Answer yes if your organisation has a robust testing process implemented to appropriately test the deployment of business critical applications to their target managed environment (cloud or on-prem) to ensure there are no adverse impacts on operations or the security of your IT estate. Please describe the nature of the testing process in the notes or provide a supporting document (as a PDF file) as evidence.
What is the control?
Whenever new applications are developed, there is the possibility of issues and unexpected behaviours. This is somewhat natural as the applications have not yet been used and therefore issues remain often undiscovered.
Testing gives an opportunity to replicate certain real-world conditions to eliminate as many issues as possible before the application enters production, reducing the likelihood of incidents which could impact availability of services or lead to a security breach.
Why should I have it?
New applications could present both functional and security issues for a number of reasons including the sheer complexity of applications, different parts of the application being developed in silos, functions not validating input, or unexpected behaviours due to circumstances the developers did not anticipate.

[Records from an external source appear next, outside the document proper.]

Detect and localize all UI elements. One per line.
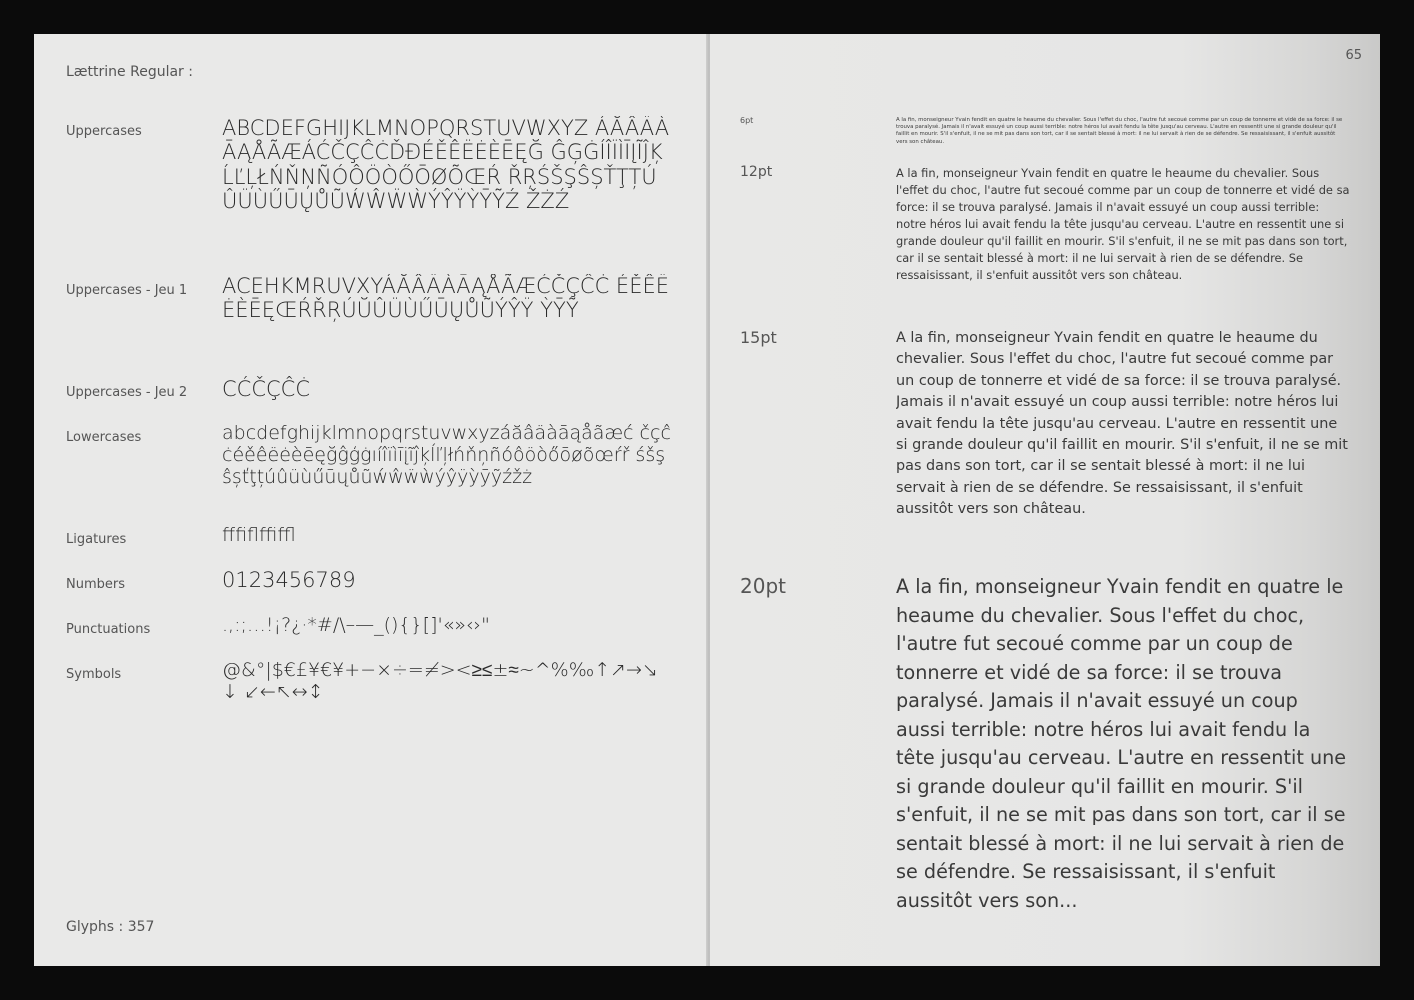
lowercases-glyphs: abcdefghijklmnopqrstuvwxyzáăâäàāąåãæć čçĉċéěêëėèēęğĝģġıíîïìīįĩĵķĺľļłńňņñóôöòőōøõœŕř śšşŝșťţțúûüùűūųůũẃŵẅẁýŷÿỳȳỹźžż bbox=[222, 422, 671, 489]
left-page bbox=[34, 34, 708, 966]
numbers-glyphs: 0123456789 bbox=[222, 568, 356, 592]
font-name-title: Lættrine Regular : bbox=[66, 64, 193, 80]
uppercases-glyphs: ABCDEFGHIJKLMNOPQRSTUVWXYZ ÁĂÂÄÀĀĄÅÃÆÁĆČÇĈĊĎĐÉĚÊËĖÈĒĘĞ ĜĢĠÍÎÏÌĪĮĨĴĶĹĽĻŁŃŇŅÑÓÔÖÒŐŌØÕŒŔ ŘŖŚŠŞŜȘŤŢȚÚÛÜÙŰŪŲŮŨẂŴẄẀÝŶŸỲȲỸŹ ŽŻŹ bbox=[222, 116, 670, 214]
ligatures-glyphs: ﬀﬁﬂﬃﬄ bbox=[222, 524, 296, 546]
numbers-label: Numbers bbox=[66, 577, 125, 592]
punctuations-label: Punctuations bbox=[66, 622, 151, 637]
uppercases-jeu1-label: Uppercases - Jeu 1 bbox=[66, 283, 188, 298]
sample-6pt-text: A la fin, monseigneur Yvain fendit en quatre le heaume du chevalier. Sous l'effet du choc, l'autre fut secoué comme par un coup de tonnerre et vidé de sa force: il se trouva paralysé. Jamais il n'avait essuyé un coup aussi terrible: notre héros lui avait fendu la tête jusqu'au cerveau. L'autre en ressentit une si grande douleur qu'il faillit en mourir. S'il s'enfuit, il ne se mit pas dans son tort, car il se sentait blessé à mort: il ne lui servait à rien de se défendre. Se ressaisissant, il s'enfuit aussitôt vers son château. bbox=[896, 117, 1343, 145]
ligatures-label: Ligatures bbox=[66, 532, 127, 547]
page-number: 65 bbox=[1345, 48, 1362, 63]
sample-20pt-text: A la fin, monseigneur Yvain fendit en quatre le heaume du chevalier. Sous l'effet du choc, l'autre fut secoué comme par un coup de tonnerre et vidé de sa force: il se trouva paralysé. Jamais il n'avait essuyé un coup aussi terrible: notre héros lui avait fendu la tête jusqu'au cerveau. L'autre en ressentit une si grande douleur qu'il faillit en mourir. S'il s'enfuit, il ne se mit pas dans son tort, car il se sentait blessé à mort: il ne lui servait à rien de se défendre. Se ressaisissant, il s'enfuit aussitôt vers son... bbox=[896, 575, 1347, 912]
uppercases-jeu1-glyphs: ACEHKMRUVXYÁĂÂÄÀĀĄÅÃÆĆČÇĈĊ ÉĚÊËĖÈĒĘŒŔŘŖÚŬÛÜÙŰŪŲŮŨÝŶŸ ỲȲỸ bbox=[222, 274, 670, 323]
sample-15pt-label: 15pt bbox=[740, 328, 777, 347]
symbols-label: Symbols bbox=[66, 667, 122, 682]
punctuations-glyphs: .,:;…!¡?¿·*#/\–—_(){}[]'«»‹›" bbox=[222, 614, 490, 636]
sample-12pt-text: A la fin, monseigneur Yvain fendit en quatre le heaume du chevalier. Sous l'effet du choc, l'autre fut secoué comme par un coup de tonnerre et vidé de sa force: il se trouva paralysé. Jamais il n'avait essuyé un coup aussi terrible: notre héros lui avait fendu la tête jusqu'au cerveau. L'autre en ressentit une si grande douleur qu'il faillit en mourir. S'il s'enfuit, il ne se mit pas dans son tort, car il se sentait blessé à mort: il ne lui servait à rien de se défendre. Se ressaisissant, il s'enfuit aussitôt vers son château. bbox=[896, 166, 1350, 282]
sample-20pt-label: 20pt bbox=[740, 574, 786, 598]
glyph-count: Glyphs : 357 bbox=[66, 919, 155, 935]
sample-12pt-label: 12pt bbox=[740, 164, 773, 180]
sample-6pt-label: 6pt bbox=[740, 116, 754, 125]
uppercases-label: Uppercases bbox=[66, 124, 142, 139]
uppercases-jeu2-glyphs: CĆČÇĈĊ bbox=[222, 377, 310, 401]
symbols-glyphs: @&°|$€£¥€¥+−×÷=≠><≥≤±≈~^%‰↑↗→↘↓ ↙←↖↔↕ bbox=[222, 659, 658, 704]
right-page bbox=[710, 34, 1380, 966]
uppercases-jeu2-label: Uppercases - Jeu 2 bbox=[66, 385, 188, 400]
sample-15pt-text: A la fin, monseigneur Yvain fendit en quatre le heaume du chevalier. Sous l'effet du choc, l'autre fut secoué comme par un coup de tonnerre et vidé de sa force: il se trouva paralysé. Jamais il n'avait essuyé un coup aussi terrible: notre héros lui avait fendu la tête jusqu'au cerveau. L'autre en ressentit une si grande douleur qu'il faillit en mourir. S'il s'enfuit, il ne se mit pas dans son tort, car il se sentait blessé à mort: il ne lui servait à rien de se défendre. Se ressaisissant, il s'enfuit aussitôt vers son château. bbox=[896, 330, 1348, 518]
lowercases-label: Lowercases bbox=[66, 430, 142, 445]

It’s therefore important to have a robust testing process to ensure that applications are sufficiently resilient and secure before going live, especially in business-critical functions. Without these, the real world becomes the test environment, and any issues are likely to carry material consequences with significant costs.
As a customer, it is of course a significant concern if a supplier does not perform adequate testing prior to releases, potentially putting the customer’s data or the availability of the service at risk.
Create a policy that all application should undergo functional and security testing.
Security testing can be performed in a number of ways including Static and/or Dynamic Application Security Testing (SAST & DAST) and Interactive Application Security Testing (IAST), as well as manual code reviews.
Functional testing should also be performed where all possible functions of the application are tested, with every input and function subjected to malicious input to check their correct functioning in terms of validating input.
All of these testing approaches should be used as part of your development process, and you should have a testing programme that ensures the tests are as effective as possible by constantly receiving input from findings to tune what is tested and how over time.
There are numerous consultancies or individual consultants that will be able to assist in crafting the correct security architecture in a way that meets your business and technical requirements.